C'est avec nonchalance que je me dirige vers cette maudite valise, l'ouvre et regarde dans mes placards ce que je peux bien amener. Rien, absolument rien ne me fait envie et du coup, j'y jette tout et n'importe quoi, mais j'enfourne quand même mon pyjama, que je compte bien garder du matin au soir, histoire de leur faire comprendre que les années suivantes, ce sera sans moi..Na..
Même si ce n'est qu'une semaine, c'est devenu trop pour moi. Merde je suis une adulte maintenant, ils ne peuvent pas m'oublier ne serait-ce que cette maudite semaine ?
Tu sais ma chérie, c'est une coutume depuis des générations, on se retrouve tous les ans pour ne pas se perdre de vu définitivement...Que de belles paroles Maman, et moi j'en ai rien à cirer de leur coutume à la con voilà.
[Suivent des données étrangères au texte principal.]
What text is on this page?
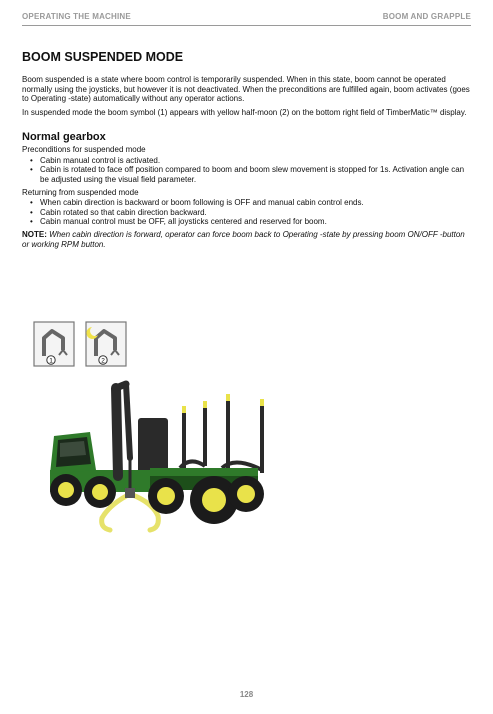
OPERATING THE MACHINE	BOOM AND GRAPPLE
BOOM SUSPENDED MODE

Boom suspended is a state where boom control is temporarily suspended. When in this state, boom cannot be operated normally using the joysticks, but however it is not deactivated. When the preconditions are fulfilled again, boom activates (goes to Operating -state) automatically without any operator actions.

In suspended mode the boom symbol (1) appears with yellow half-moon (2) on the bottom right field of TimberMatic™ display.

Normal gearbox

Preconditions for suspended mode

• Cabin manual control is activated.
• Cabin is rotated to face off position compared to boom and boom slew movement is stopped for 1s. Activation angle can be adjusted using the visual field parameter.

Returning from suspended mode

• When cabin direction is backward or boom following is OFF and manual cabin control ends.
• Cabin rotated so that cabin direction backward.
• Cabin manual control must be OFF, all joysticks centered and reserved for boom.

NOTE: When cabin direction is forward, operator can force boom back to Operating -state by pressing boom ON/OFF -button or working RPM button.

1	2
128
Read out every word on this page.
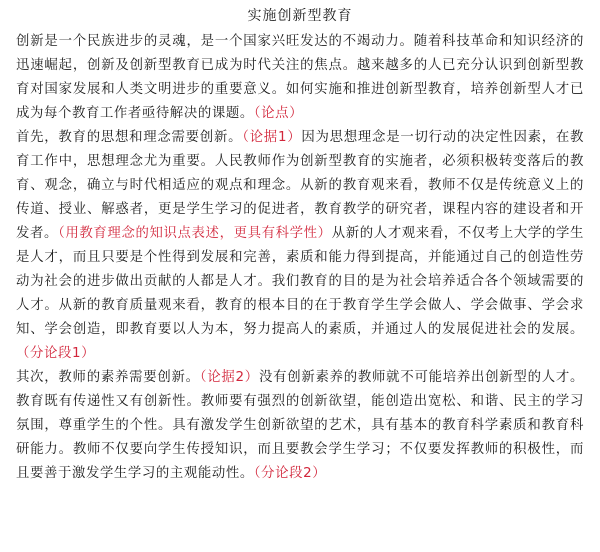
实施创新型教育

创新是一个民族进步的灵魂，是一个国家兴旺发达的不竭动力。随着科技革命和知识经济的迅速崛起，创新及创新型教育已成为时代关注的焦点。越来越多的人已充分认识到创新型教育对国家发展和人类文明进步的重要意义。如何实施和推进创新型教育，培养创新型人才已成为每个教育工作者亟待解决的课题。（论点）

首先，教育的思想和理念需要创新。（论据1）因为思想理念是一切行动的决定性因素，在教育工作中，思想理念尤为重要。人民教师作为创新型教育的实施者，必须积极转变落后的教育、观念，确立与时代相适应的观点和理念。从新的教育观来看，教师不仅是传统意义上的传道、授业、解惑者，更是学生学习的促进者，教育教学的研究者，课程内容的建设者和开发者。（用教育理念的知识点表述，更具有科学性）从新的人才观来看，不仅考上大学的学生是人才，而且只要是个性得到发展和完善，素质和能力得到提高，并能通过自己的创造性劳动为社会的进步做出贡献的人都是人才。我们教育的目的是为社会培养适合各个领域需要的人才。从新的教育质量观来看，教育的根本目的在于教育学生学会做人、学会做事、学会求知、学会创造，即教育要以人为本，努力提高人的素质，并通过人的发展促进社会的发展。（分论段1）

其次，教师的素养需要创新。（论据2）没有创新素养的教师就不可能培养出创新型的人才。教育既有传递性又有创新性。教师要有强烈的创新欲望，能创造出宽松、和谐、民主的学习氛围，尊重学生的个性。具有激发学生创新欲望的艺术，具有基本的教育科学素质和教育科研能力。教师不仅要向学生传授知识，而且要教会学生学习；不仅要发挥教师的积极性，而且要善于激发学生学习的主观能动性。（分论段2）
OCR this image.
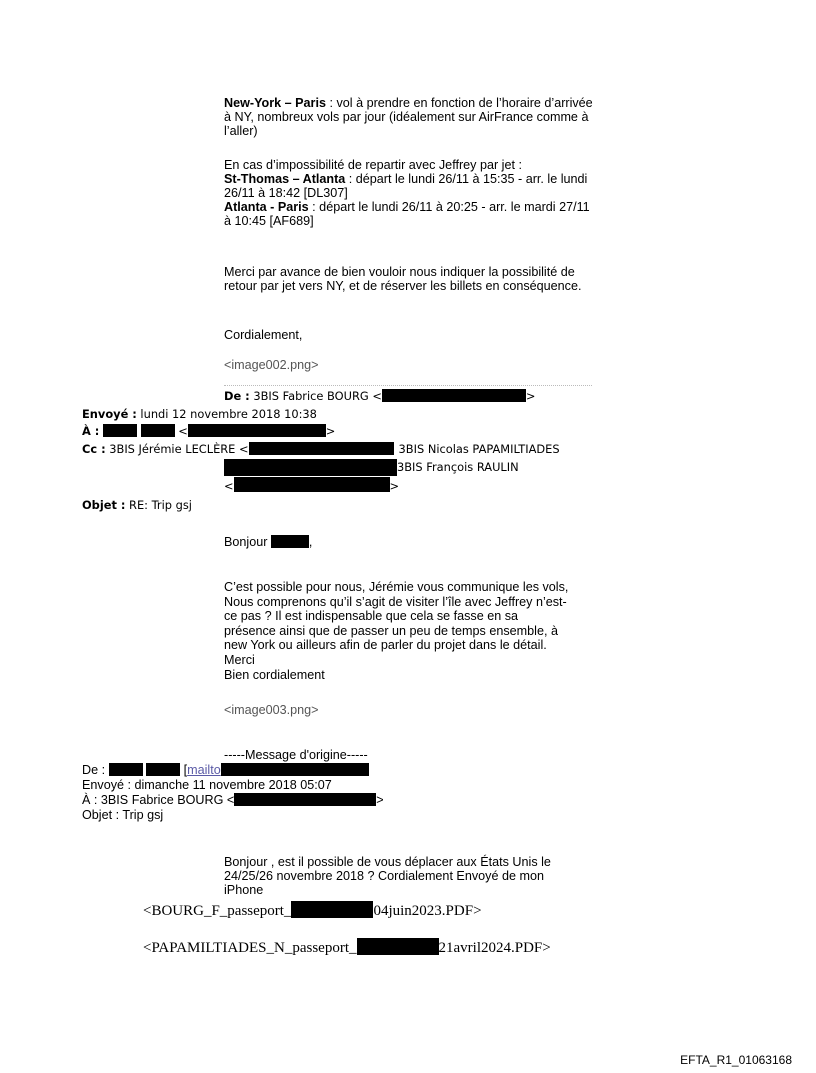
New-York – Paris : vol à prendre en fonction de l’horaire d’arrivée à NY, nombreux vols par jour (idéalement sur AirFrance comme à l’aller)
En cas d’impossibilité de repartir avec Jeffrey par jet :
St-Thomas – Atlanta : départ le lundi 26/11 à 15:35 - arr. le lundi 26/11 à 18:42 [DL307]
Atlanta - Paris : départ le lundi 26/11 à 20:25 - arr. le mardi 27/11 à 10:45 [AF689]
Merci par avance de bien vouloir nous indiquer la possibilité de retour par jet vers NY, et de réserver les billets en conséquence.
Cordialement,
<image002.png>
De : 3BIS Fabrice BOURG <	>
Envoyé : lundi 12 novembre 2018 10:38
À :	<	>
Cc : 3BIS Jérémie LECLÈRE <	3BIS Nicolas PAPAMILTIADES
3BIS François RAULIN
<	>
Objet : RE: Trip gsj
Bonjour	,
C’est possible pour nous, Jérémie vous communique les vols,
Nous comprenons qu’il s’agit de visiter l’île avec Jeffrey n’est-
ce pas ? Il est indispensable que cela se fasse en sa
présence ainsi que de passer un peu de temps ensemble, à
new York ou ailleurs afin de parler du projet dans le détail.
Merci
Bien cordialement
<image003.png>
-----Message d'origine-----
De :	[mailto
Envoyé : dimanche 11 novembre 2018 05:07
À : 3BIS Fabrice BOURG <	>
Objet : Trip gsj
Bonjour , est il possible de vous déplacer aux États Unis le 24/25/26 novembre 2018 ? Cordialement Envoyé de mon iPhone
<BOURG_F_passeport_	04juin2023.PDF>
<PAPAMILTIADES_N_passeport_	21avril2024.PDF>
EFTA_R1_01063168
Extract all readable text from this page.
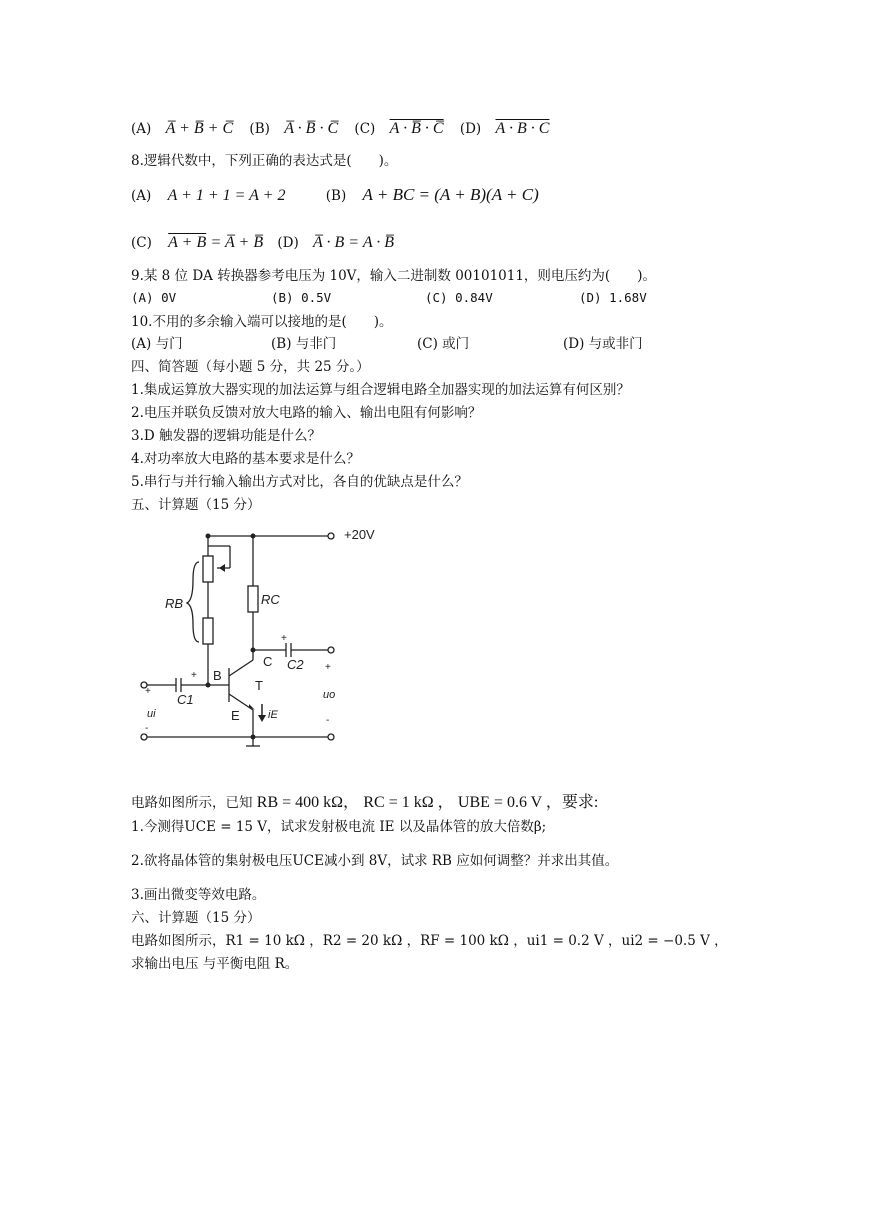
(A) A̅ + B̅ + C̅ (B) A̅ · B̅ · C̅ (C) A · B̅ · C̅ (D) A · B · C
8.逻辑代数中，下列正确的表达式是(　　)。
(A) A + 1 + 1 = A + 2	(B) A + BC = (A + B)(A + C)
(C) A + B = A̅ + B̅ (D) A̅ · B = A · B̅
9.某 8 位 DA 转换器参考电压为 10V，输入二进制数 00101011，则电压约为(　　)。
(A) 0V	(B) 0.5V	(C) 0.84V	(D) 1.68V
10.不用的多余输入端可以接地的是(　　)。
(A) 与门	(B) 与非门	(C) 或门	(D) 与或非门
四、简答题（每小题 5 分，共 25 分。）
1.集成运算放大器实现的加法运算与组合逻辑电路全加器实现的加法运算有何区别？
2.电压并联负反馈对放大电路的输入、输出电阻有何影响？
3.D 触发器的逻辑功能是什么？
4.对功率放大电路的基本要求是什么？
5.串行与并行输入输出方式对比，各自的优缺点是什么？
五、计算题（15 分）
+20V
RB	RC
C C2
B
T
C1
E	iE
ui
uo
+
-
+
-
+
+
电路如图所示，已知 RB = 400 kΩ， RC = 1 kΩ ， UBE = 0.6 V ，要求:
1.今测得UCE = 15 V，试求发射极电流 IE 以及晶体管的放大倍数β;
2.欲将晶体管的集射极电压UCE减小到 8V，试求 RB 应如何调整？并求出其值。
3.画出微变等效电路。
六、计算题（15 分）
电路如图所示，R1 = 10 kΩ ，R2 = 20 kΩ ，RF = 100 kΩ ，ui1 = 0.2 V ，ui2 = −0.5 V ，
求输出电压 与平衡电阻 R。
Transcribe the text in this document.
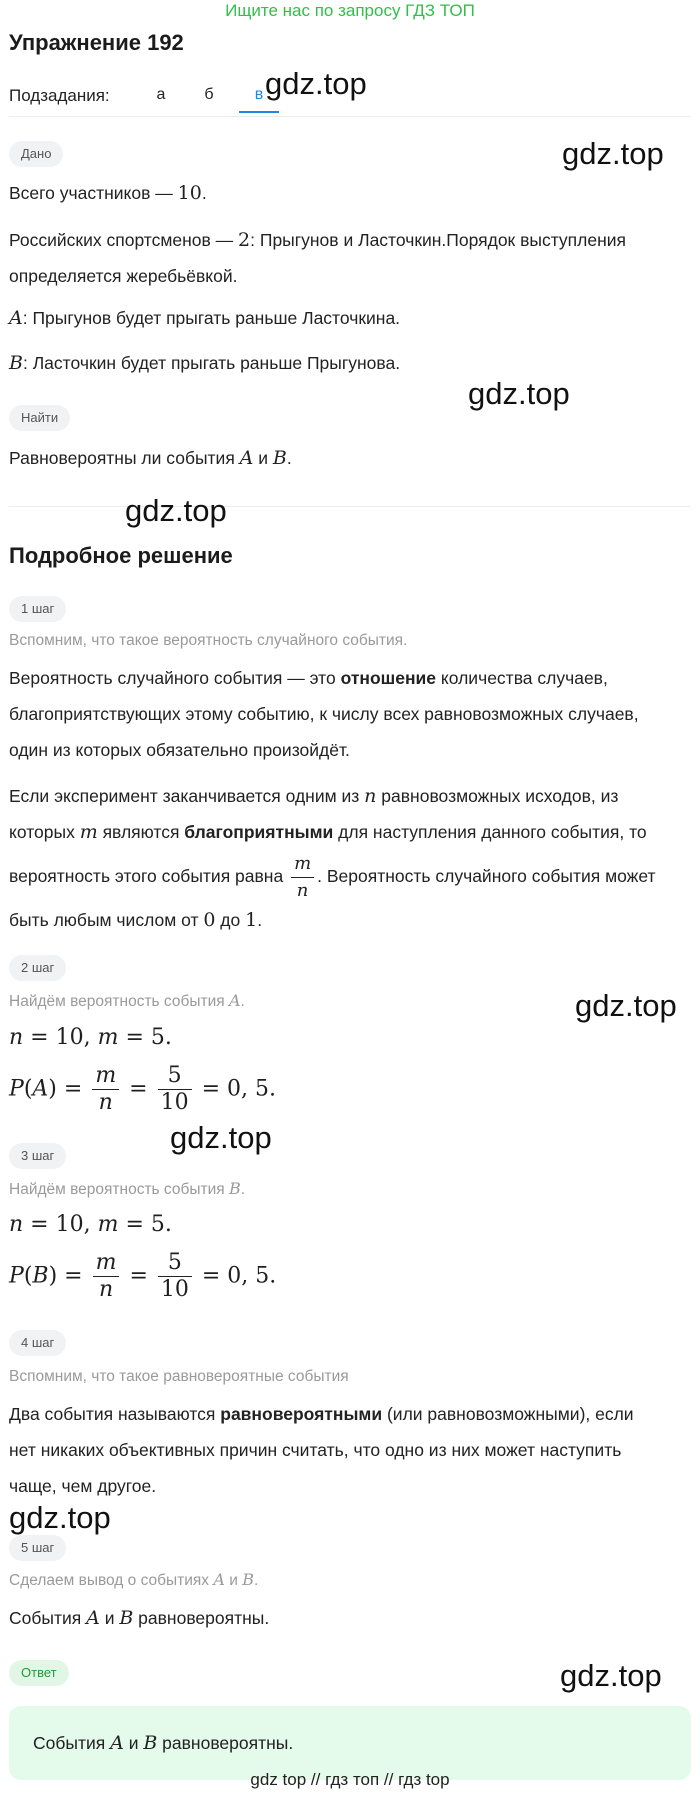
Ищите нас по запросу ГДЗ ТОП
Упражнение 192
Подзадания:	а	б	в
Дано
Всего участников — 10.
Российских спортсменов — 2: Прыгунов и Ласточкин.Порядок выступления
определяется жеребьёвкой.
A: Прыгунов будет прыгать раньше Ласточкина.
B: Ласточкин будет прыгать раньше Прыгунова.
Найти
Равновероятны ли события A и B.
Подробное решение
1 шаг
Вспомним, что такое вероятность случайного события.
Вероятность случайного события — это отношение количества случаев,
благоприятствующих этому событию, к числу всех равновозможных случаев,
один из которых обязательно произойдёт.
Если эксперимент заканчивается одним из n равновозможных исходов, из
которых m являются благоприятными для наступления данного события, то
вероятность этого события равна $\frac{m}{n}$ . Вероятность случайного события может
быть любым числом от 0 до 1.
2 шаг
Найдём вероятность события A.
n = 10, m = 5.
$P(A) = \frac{m}{n} = \frac{5}{10} = 0$, 5.
3 шаг
Найдём вероятность события B.
n = 10, m = 5.
$P(B) = \frac{m}{n} = \frac{5}{10} = 0$, 5.
4 шаг
Вспомним, что такое равновероятные события
Два события называются равновероятными (или равновозможными), если
нет никаких объективных причин считать, что одно из них может наступить
чаще, чем другое.
5 шаг
Сделаем вывод о событиях A и B.
События A и B равновероятны.
Ответ
События A и B равновероятны.
gdz.top
gdz.top
gdz.top
gdz.top
gdz.top
gdz.top
gdz.top
gdz.top
gdz top // гдз топ // гдз top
Qu'est-ce que je donnerais pour avoir juste une petite tempête de neige, ainsi l'avion ne pourrait pas décoller et adieu ces vacances ennuyeuses...Pitié, s'il y a quelqu'un là-haut, faites juste un petit signe quoi, dis-je sur mon balcon.
- Hey, salut Sophie, à qui demandes-tu un signe ? Me prend en flagrant délit, mon charmant nouveau voisin d'en face, installé lui aussi sur son balcon de chambre.
- Salut Kylle, non rien, en fait si, je suis obligée d'aller à une réunion de famille à l'autre bout du monde, parce qu'il en est ainsi tous les ans et j'en n'ai pas envie, lui avoué-je.
- Pourquoi tu ne leur dis pas, ils comprendront non ?
- Pfff, on voit que tu ne connais pas mes parents, même une jambe cassée ne les arrêterait même pas, c'est dire, soupiré-je.
- Et donc tu demandais quoi au tout puissant ? Parce que c'est bien à lui que tu t'adressais, je me trompe, se moque-t-il.
- Ne ris pas, je voudrais juste une belle petite tempête de neige pour que l'avion ne puisse pas décoller, mais de toute évidence, c'est encore une fois une prière en l'air. T'as vu le temps, on se croirait au mois de Mars, c'est pitoyable, pleurniché-je.
Je le vois mettre son index dans sa bouche et le ressortir aussitôt, le pointant en l'air, le bougeant dans les quatre directions, nord, sud, est et ouest avec une mine renfrognée, comme s'il cherchait à prendre la température.
- Tu pars quand ? me demande-t-il.
- Demain matin monsieur météo, je peux savoir ce que tu cherches exactement ?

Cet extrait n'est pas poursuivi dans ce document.